Through OpenStack we want to be able to deploy VMs with ntopng and attach them to virtual controllers (Open vSwitch) or 0-copy PF_RING ZC-based packet sources. With ZC, packets are captured in 0-copy from network adapters and deployed in 0-copy to VMs. ZC packets are deployed on the VM using virtual adapters attached dynamically to the VM though a ntop-developed kernel module based on PCI hotplug as described in this document.

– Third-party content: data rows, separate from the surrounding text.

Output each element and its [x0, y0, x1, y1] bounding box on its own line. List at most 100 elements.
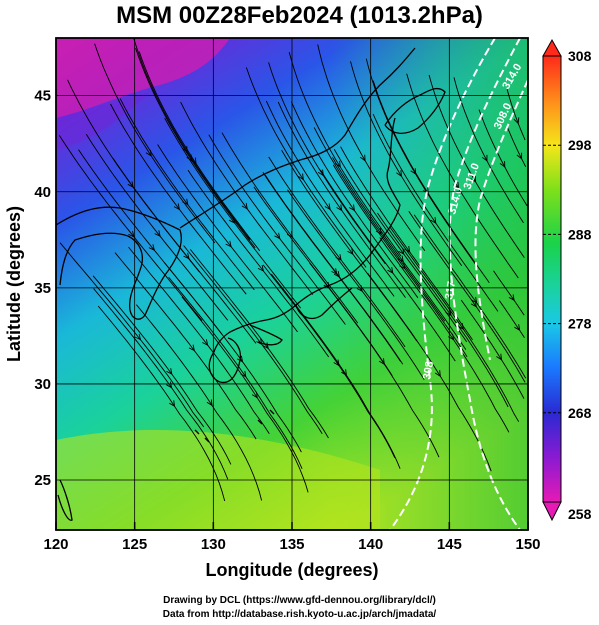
streamline [262, 264, 396, 458]
streamline-arrow [399, 262, 406, 270]
streamline [97, 305, 226, 502]
x-tick-label: 140 [358, 536, 383, 553]
streamline-arrow [359, 154, 366, 162]
honshu-coast [213, 117, 401, 353]
streamline-arrow [470, 300, 477, 308]
streamline [180, 101, 314, 295]
streamline-arrow [499, 160, 506, 168]
streamline-arrow [397, 255, 404, 263]
streamline-arrow [516, 152, 523, 160]
ryukyu-islands [194, 409, 275, 443]
streamline [281, 149, 418, 342]
y-tick-label: 35 [34, 280, 51, 297]
streamline-arrow [387, 267, 394, 274]
streamline-arrow [470, 175, 477, 183]
streamline [317, 44, 426, 251]
contour-lines [389, 38, 528, 530]
streamline-arrow [182, 145, 188, 153]
streamline [460, 299, 525, 399]
colorbar-ticks: 308 298 288 278 268 258 [543, 48, 592, 522]
streamline [110, 103, 247, 295]
streamline [94, 43, 216, 244]
streamline-arrow [262, 342, 269, 350]
streamline [377, 212, 509, 408]
streamline [277, 101, 406, 298]
streamline [114, 252, 257, 440]
credits-line-1: Drawing by DCL (https://www.gfd-dennou.o… [163, 595, 436, 606]
contour-label: 317 [443, 280, 458, 300]
streamline [85, 133, 229, 321]
colorbar-label: 278 [568, 316, 592, 332]
streamline-arrow [471, 296, 478, 304]
shikoku-coast [249, 324, 283, 346]
streamline [350, 61, 463, 266]
streamline-arrow [378, 358, 385, 366]
streamline [181, 296, 309, 493]
streamline-arrow [169, 400, 176, 408]
hokkaido-coast [384, 87, 446, 134]
streamline [164, 117, 302, 309]
streamline [287, 189, 425, 380]
wind-streamlines [58, 38, 528, 502]
streamline-arrow [324, 203, 331, 211]
streamline-arrow [148, 244, 155, 252]
streamline-arrow [348, 204, 355, 212]
streamline-arrow [145, 149, 152, 157]
map-title: MSM 00Z28Feb2024 (1013.2hPa) [116, 2, 483, 29]
streamline [135, 47, 256, 249]
colorbar-top-arrow [542, 38, 562, 57]
streamline-arrow [457, 323, 464, 330]
streamline [128, 246, 270, 435]
streamline [93, 288, 229, 480]
streamline-arrow [206, 399, 213, 407]
streamline [493, 270, 525, 316]
streamline [320, 169, 456, 362]
credits-line-2: Data from http://database.rish.kyoto-u.a… [162, 609, 437, 620]
streamline [168, 276, 303, 469]
streamline [92, 275, 232, 465]
streamline [413, 214, 527, 379]
streamline-arrow [333, 359, 340, 367]
streamline-arrow [188, 344, 195, 352]
streamline-arrow [347, 248, 354, 255]
contour-line-1 [389, 38, 496, 530]
x-tick-label: 135 [279, 536, 304, 553]
streamline-arrow [496, 353, 503, 361]
streamline [428, 74, 525, 258]
streamline-arrow [434, 370, 441, 378]
streamline [333, 148, 468, 343]
streamline [58, 135, 203, 321]
streamline-arrow [331, 268, 338, 275]
streamline [133, 38, 251, 240]
streamline [189, 249, 329, 439]
x-axis-title: Longitude (degrees) [205, 560, 378, 580]
credits: Drawing by DCL (https://www.gfd-dennou.o… [0, 594, 599, 622]
x-tick-label: 150 [515, 536, 540, 553]
streamline [157, 144, 298, 333]
streamline [506, 89, 526, 141]
streamline [288, 51, 402, 257]
streamline-arrow [430, 217, 437, 224]
streamline-arrow [134, 333, 142, 341]
lat-lon-grid [56, 38, 528, 530]
streamline-arrow [166, 368, 173, 375]
y-tick-label: 25 [34, 472, 51, 489]
streamline-arrow [225, 240, 232, 248]
streamline-arrow [514, 324, 521, 332]
y-tick-label: 30 [34, 376, 51, 393]
streamline [406, 73, 519, 279]
streamline [119, 98, 255, 291]
streamline [379, 237, 510, 433]
streamline-arrow [173, 203, 181, 211]
streamline [372, 80, 490, 284]
streamline [271, 273, 401, 469]
streamline [498, 300, 525, 338]
streamline-arrow [297, 173, 304, 181]
streamline [408, 211, 526, 383]
streamline [164, 262, 302, 453]
streamline [221, 132, 359, 324]
streamline [245, 67, 367, 268]
colorbar-label: 298 [568, 137, 592, 153]
streamline [187, 169, 330, 358]
streamline-arrow [128, 230, 135, 238]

We have no interest, as many companies did, to accelerate Open vSwitch as for us:
- This is just a way to communicate with the VM: nice if it’s faster, but the current Open vSwitch is good enough for carrying on activities such as flow-export or connect to the ntopng GUI via https.
- We need to focus on what a VM can do in OpenStack, so that we can provide 10G line rate to the VM in RX and TX, with minor performance degradation with respect to the performance you can achieve on bare metal.

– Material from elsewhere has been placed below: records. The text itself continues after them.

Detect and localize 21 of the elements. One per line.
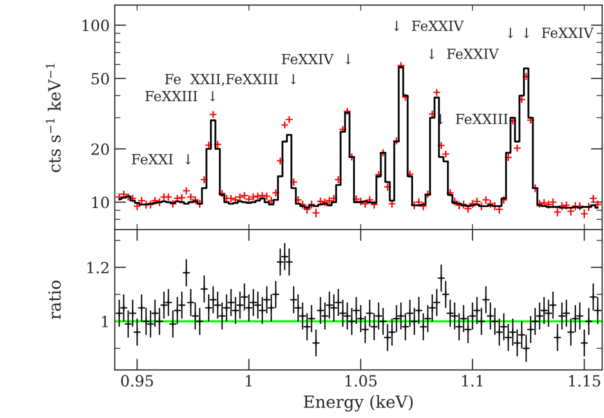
y-tick-label: 50 bbox=[92, 72, 109, 84]
x-tick-label: 1.15 bbox=[569, 375, 600, 387]
annotation: FeXXIV ↓ bbox=[282, 54, 351, 64]
y-axis-title: ratio bbox=[48, 280, 61, 320]
annotation: FeXXI ↓ bbox=[132, 154, 191, 165]
x-tick-label: 1.1 bbox=[462, 375, 482, 387]
annotation: ↓ FeXXIV bbox=[394, 20, 464, 32]
x-tick-label: 1.05 bbox=[346, 375, 377, 387]
y-tick-label: 100 bbox=[82, 20, 109, 32]
y-tick-label: 1.2 bbox=[87, 262, 108, 274]
y-tick-label: 10 bbox=[92, 196, 109, 208]
x-axis-title: Energy (keV) bbox=[304, 395, 413, 412]
annotation: FeXXIII ↓ bbox=[145, 91, 216, 102]
y-tick-label: 20 bbox=[91, 143, 109, 155]
y-axis-title: cts s$^{−1}$ keV$^{−1}$ bbox=[46, 64, 61, 172]
annotation: ↓ FeXXIV bbox=[428, 48, 499, 60]
x-tick-label: 0.95 bbox=[121, 375, 153, 387]
annotation: Fe XXII,FeXXIII ↓ bbox=[165, 74, 296, 86]
x-tick-label: 1 bbox=[246, 375, 252, 386]
y-tick-label: 1 bbox=[102, 316, 108, 328]
annotation: ↓ ↓ FeXXIV bbox=[508, 28, 594, 38]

The good news is that we have prepared all you need to be productive immediately. If you’re an OpenStack user, we have create a VM image you can use for deploying our apps in minutes. You just need to download the OpenStack VM image, and place it onto your datacenter and create in minutes simple or complex topologies such as those depicted below.
Final Remarks
Either you run ntop apps or PF_RING ZC on a physical machine, a container, or a OpenStack VM, we have created for you all the basic pieces you need. If you are running on a pure virtual environment, we also have the ability to monitor both your processes and your network using nProbe with Sysdig. In essence we have pre-built all you need for processing packets at high speed on both physical and virtual environments.